Al mencionar las ideas de personajes como Curtis Yarvin, antiguo teórico de la Ilustración Oscura, se evidencia un trasfondo inquietante. Sus propuestas de usar a la población sobrante de maneras inusuales o su visión deshumanizada, similar a tramas de ciencia ficción, desatan preocupaciones sobre la dirección que podría tomar nuestra sociedad si se normalizan tales ideologías.
El diálogo sobre el estado actual del capitalismo y su relación con la Ilustración se intensifica. Aunque muchos aceptan que nuestro mundo es un legado de la Ilustración, existen voces que argumentan que se ha convertido en una ficción que oculta las condiciones materiales del presente. La lucha por mantener una educación pública y un sistema de salud accesible es vista como una defensa frente a la marea anarcocapitalista, que promete introducir medidas que nivelan a la población con una “motosierra”.
Por otro lado, el reciente discurso de Mike Carney, primer ministro de Canadá en el Foro de Davos, plantea la caída de “la ficción del orden internacional”. Se sugiere que vivir con esta ficción es preferible a enfrentarse a un mundo caótico y desregulado. El papel de instituciones como la ONU, aunque ineficaz, se considera crucial en la lucha por un orden global.

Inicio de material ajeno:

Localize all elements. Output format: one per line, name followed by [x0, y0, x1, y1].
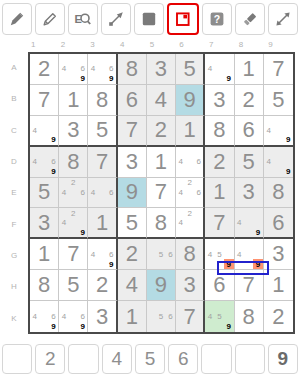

El debate sobre progreso y tecnología también está en el centro de la conversación. Fernández Liria aboga por un entendimiento del progreso como una mejora moral y jurídica, en contraposición a un avance tecnológico que podría no necesariamente aumentar la libertad o la felicidad de la población. Esta línea argumental se vuelve especialmente decisiva al cuestionar si la idea de progreso realmente se traduce en beneficios tangibles para el ser humano.
Al final, el desafío radica en cómo equilibrar el poder de las grandes fortunas con la necesidad de fortalecer las democracias. La historia muestra que las desigualdades económicas pueden generar riesgos significativos para las libertades civiles. Es en este sentido que el pensamiento crítico sobre las ideologías contemporáneas se vuelve más pertinente, dada la creciente ola de desigualdad y la amenaza que representa para los principios democráticos fundamentales.
Este análisis es relevante hasta el 2026-06-30 21:30:00 y, a medida que nos adentramos en el futuro, la reflexión sobre estos temas se vuelve cada vez más crucial para nuestra sociedad.